Chester E. Finn, Jr., a senior fellow and president emeritus of the Fordham Institute, writes academic standards are collapsing in higher education. He argues this runs the risk of devaluing degrees and blurring the lines between a high school and college education.

One example of lowering standards comes for the California State University system, Finn writes:

Observe the new move by CalState to do away with “remediation” upon entry to its institutions and instead to confer degree credit for what used to be the kinds of high-school-level content and skills that one had to master before gaining access to “credit-bearing” college courses.

Cal State is not alone in dumbing down its curriculum, Finn writes, but he argues the university system takes it to another level:

The new term for these bridge classes for entering college students is “corequisite” and California isn’t the only place that’s using them. One study at CUNY—dealing with community colleges, not four-year institutions—says greater success was achieved when ill-prepared students were placed in “regular” college classes but given “extra support” than when they were shunted into “remediation.” Perhaps so. Perhaps placement tests aren’t the best way to determine who is actually prepared to succeed in “college level” work. But that’s not the same as saying—as CalState seems to be saying—that anyone emerging from high school, regardless of what they did or didn’t learn there, deserves entry into “regular” college classes.

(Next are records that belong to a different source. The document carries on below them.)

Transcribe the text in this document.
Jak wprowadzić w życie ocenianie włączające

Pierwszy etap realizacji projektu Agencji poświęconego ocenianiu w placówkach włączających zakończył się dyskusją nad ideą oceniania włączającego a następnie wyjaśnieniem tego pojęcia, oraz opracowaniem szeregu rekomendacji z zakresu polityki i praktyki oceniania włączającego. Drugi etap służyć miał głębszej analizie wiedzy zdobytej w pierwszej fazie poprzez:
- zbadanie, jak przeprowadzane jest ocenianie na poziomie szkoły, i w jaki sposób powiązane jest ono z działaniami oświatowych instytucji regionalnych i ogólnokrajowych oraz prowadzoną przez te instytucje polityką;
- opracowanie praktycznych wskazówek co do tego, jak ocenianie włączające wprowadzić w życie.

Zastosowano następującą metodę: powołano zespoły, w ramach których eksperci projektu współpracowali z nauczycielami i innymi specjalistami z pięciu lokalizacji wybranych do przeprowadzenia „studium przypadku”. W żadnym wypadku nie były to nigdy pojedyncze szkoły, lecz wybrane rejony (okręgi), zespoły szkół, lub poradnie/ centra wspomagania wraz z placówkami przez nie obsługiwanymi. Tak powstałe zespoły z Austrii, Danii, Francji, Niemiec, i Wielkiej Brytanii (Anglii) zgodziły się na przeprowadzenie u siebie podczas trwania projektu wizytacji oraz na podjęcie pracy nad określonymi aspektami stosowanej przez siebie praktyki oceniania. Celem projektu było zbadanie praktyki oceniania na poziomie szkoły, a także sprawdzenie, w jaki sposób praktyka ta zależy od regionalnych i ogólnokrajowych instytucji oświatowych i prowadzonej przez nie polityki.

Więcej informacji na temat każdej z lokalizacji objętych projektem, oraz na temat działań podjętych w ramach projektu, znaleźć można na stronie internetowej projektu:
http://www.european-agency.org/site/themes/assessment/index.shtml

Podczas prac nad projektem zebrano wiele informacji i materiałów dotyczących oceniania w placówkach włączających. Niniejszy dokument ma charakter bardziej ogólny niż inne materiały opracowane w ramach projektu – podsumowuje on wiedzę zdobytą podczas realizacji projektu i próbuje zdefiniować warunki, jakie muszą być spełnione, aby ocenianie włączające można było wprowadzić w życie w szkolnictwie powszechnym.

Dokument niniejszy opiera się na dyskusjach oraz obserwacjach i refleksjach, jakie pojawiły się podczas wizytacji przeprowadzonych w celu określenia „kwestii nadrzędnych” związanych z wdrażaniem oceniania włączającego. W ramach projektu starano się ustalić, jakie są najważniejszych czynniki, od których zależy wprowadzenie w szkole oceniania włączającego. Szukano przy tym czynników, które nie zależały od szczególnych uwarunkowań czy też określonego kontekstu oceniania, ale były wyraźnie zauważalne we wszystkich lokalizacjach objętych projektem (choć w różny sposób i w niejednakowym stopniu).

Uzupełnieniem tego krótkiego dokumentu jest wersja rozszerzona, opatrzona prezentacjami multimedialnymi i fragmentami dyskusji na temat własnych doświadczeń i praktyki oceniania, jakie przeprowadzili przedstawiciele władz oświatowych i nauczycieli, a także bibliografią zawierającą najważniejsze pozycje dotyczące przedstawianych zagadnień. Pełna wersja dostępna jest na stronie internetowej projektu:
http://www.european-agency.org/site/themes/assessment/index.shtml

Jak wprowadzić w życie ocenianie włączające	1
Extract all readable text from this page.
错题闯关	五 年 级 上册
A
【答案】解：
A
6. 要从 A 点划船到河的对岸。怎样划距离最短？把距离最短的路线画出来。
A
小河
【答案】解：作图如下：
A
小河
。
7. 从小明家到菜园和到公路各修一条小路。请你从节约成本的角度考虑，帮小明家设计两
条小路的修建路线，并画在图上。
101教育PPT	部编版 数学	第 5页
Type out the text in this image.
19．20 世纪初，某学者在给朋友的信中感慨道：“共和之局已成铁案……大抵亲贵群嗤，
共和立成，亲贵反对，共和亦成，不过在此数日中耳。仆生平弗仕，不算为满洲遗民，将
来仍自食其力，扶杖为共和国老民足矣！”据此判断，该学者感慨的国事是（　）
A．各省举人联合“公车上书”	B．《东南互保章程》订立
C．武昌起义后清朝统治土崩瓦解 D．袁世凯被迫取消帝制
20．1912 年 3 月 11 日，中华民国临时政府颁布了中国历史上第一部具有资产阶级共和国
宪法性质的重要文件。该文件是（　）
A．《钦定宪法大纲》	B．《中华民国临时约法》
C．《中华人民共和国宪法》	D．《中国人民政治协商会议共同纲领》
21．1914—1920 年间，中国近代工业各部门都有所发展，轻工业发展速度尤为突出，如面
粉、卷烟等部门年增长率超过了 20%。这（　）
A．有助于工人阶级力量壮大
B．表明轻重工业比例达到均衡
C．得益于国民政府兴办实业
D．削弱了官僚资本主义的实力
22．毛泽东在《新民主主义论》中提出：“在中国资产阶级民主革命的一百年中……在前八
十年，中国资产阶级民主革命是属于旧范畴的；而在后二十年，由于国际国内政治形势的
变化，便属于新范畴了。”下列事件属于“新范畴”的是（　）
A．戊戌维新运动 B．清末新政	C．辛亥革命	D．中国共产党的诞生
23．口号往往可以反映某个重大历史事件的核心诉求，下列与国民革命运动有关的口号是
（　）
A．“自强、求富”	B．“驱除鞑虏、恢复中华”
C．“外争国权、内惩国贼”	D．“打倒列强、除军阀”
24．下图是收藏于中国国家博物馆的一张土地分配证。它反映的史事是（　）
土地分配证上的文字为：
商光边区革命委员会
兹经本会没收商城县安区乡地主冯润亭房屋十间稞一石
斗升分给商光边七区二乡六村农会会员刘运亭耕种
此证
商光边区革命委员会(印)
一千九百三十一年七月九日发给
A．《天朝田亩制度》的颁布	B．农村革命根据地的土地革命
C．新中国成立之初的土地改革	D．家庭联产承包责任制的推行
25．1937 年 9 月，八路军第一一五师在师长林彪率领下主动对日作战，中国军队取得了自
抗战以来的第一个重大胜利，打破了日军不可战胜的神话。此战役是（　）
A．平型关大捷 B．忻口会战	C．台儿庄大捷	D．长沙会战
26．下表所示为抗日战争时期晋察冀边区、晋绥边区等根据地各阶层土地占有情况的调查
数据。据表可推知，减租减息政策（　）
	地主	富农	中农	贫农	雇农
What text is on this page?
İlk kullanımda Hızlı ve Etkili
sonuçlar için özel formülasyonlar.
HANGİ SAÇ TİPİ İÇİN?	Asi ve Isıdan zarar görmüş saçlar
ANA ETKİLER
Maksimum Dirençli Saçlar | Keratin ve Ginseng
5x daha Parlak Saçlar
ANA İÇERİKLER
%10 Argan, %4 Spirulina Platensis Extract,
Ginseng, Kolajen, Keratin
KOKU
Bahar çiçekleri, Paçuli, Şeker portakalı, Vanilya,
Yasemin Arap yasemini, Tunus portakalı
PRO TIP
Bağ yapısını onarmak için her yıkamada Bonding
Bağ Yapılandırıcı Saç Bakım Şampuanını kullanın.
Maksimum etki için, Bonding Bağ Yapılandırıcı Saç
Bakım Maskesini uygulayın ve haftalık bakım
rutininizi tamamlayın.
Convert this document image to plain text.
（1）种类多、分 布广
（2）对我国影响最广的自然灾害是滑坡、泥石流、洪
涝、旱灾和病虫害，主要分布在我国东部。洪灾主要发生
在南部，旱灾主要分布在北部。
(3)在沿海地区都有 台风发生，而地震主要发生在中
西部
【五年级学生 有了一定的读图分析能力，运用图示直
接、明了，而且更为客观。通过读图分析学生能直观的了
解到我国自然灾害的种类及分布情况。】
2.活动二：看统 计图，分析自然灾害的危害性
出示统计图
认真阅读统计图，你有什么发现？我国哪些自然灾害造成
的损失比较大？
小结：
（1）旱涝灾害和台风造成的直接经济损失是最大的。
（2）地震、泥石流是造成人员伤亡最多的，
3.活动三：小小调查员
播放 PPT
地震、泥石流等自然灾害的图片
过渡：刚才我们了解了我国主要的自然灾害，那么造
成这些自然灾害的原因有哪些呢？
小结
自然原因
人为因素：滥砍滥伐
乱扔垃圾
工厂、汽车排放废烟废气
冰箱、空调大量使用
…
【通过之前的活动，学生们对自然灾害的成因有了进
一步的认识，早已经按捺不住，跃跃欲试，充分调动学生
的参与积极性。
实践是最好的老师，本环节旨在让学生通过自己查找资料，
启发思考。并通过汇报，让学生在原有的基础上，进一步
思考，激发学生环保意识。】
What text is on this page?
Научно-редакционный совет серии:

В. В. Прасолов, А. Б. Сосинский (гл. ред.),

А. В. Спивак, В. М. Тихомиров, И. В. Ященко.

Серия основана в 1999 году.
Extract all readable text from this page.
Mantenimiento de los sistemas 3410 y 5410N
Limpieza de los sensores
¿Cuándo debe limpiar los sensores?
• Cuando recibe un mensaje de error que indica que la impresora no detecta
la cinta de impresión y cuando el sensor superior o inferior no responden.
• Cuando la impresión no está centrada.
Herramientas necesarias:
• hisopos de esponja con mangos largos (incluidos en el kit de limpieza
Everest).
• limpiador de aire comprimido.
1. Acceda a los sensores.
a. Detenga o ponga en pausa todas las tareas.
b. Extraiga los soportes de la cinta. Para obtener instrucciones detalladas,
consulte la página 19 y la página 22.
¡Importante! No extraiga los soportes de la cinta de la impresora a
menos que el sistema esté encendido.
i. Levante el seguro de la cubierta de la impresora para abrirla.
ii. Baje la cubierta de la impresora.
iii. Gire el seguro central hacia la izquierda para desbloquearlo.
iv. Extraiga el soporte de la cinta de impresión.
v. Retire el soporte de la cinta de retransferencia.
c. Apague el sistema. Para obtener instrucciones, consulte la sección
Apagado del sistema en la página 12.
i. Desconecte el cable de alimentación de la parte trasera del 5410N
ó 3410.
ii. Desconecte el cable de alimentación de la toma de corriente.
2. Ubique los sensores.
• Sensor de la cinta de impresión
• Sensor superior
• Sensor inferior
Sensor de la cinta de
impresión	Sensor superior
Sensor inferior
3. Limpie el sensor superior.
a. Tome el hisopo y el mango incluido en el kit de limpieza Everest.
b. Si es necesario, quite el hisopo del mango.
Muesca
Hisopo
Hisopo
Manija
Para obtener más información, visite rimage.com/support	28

The collapsing of academic standards is “a consequence of misguided notions of equity and opportunity,” Finn writes. He adds it extends the illusion of success in place of achievement, and creates consequences for higher education:

This will surely cause an upward tick in college completions and degrees conferred (much as credit recovery has done for high school diplomas) but it will also devalue those degrees and cause any employer seeking evidence of true proficiency to look for other indicators. In the end, it will put pressure on many more people to earn post-graduate degrees and other kinds of credentials, thus adding to the length of time spent preparing for the “real world” and adding to the costs—whether born by students, families, or taxpayers—of that preparation.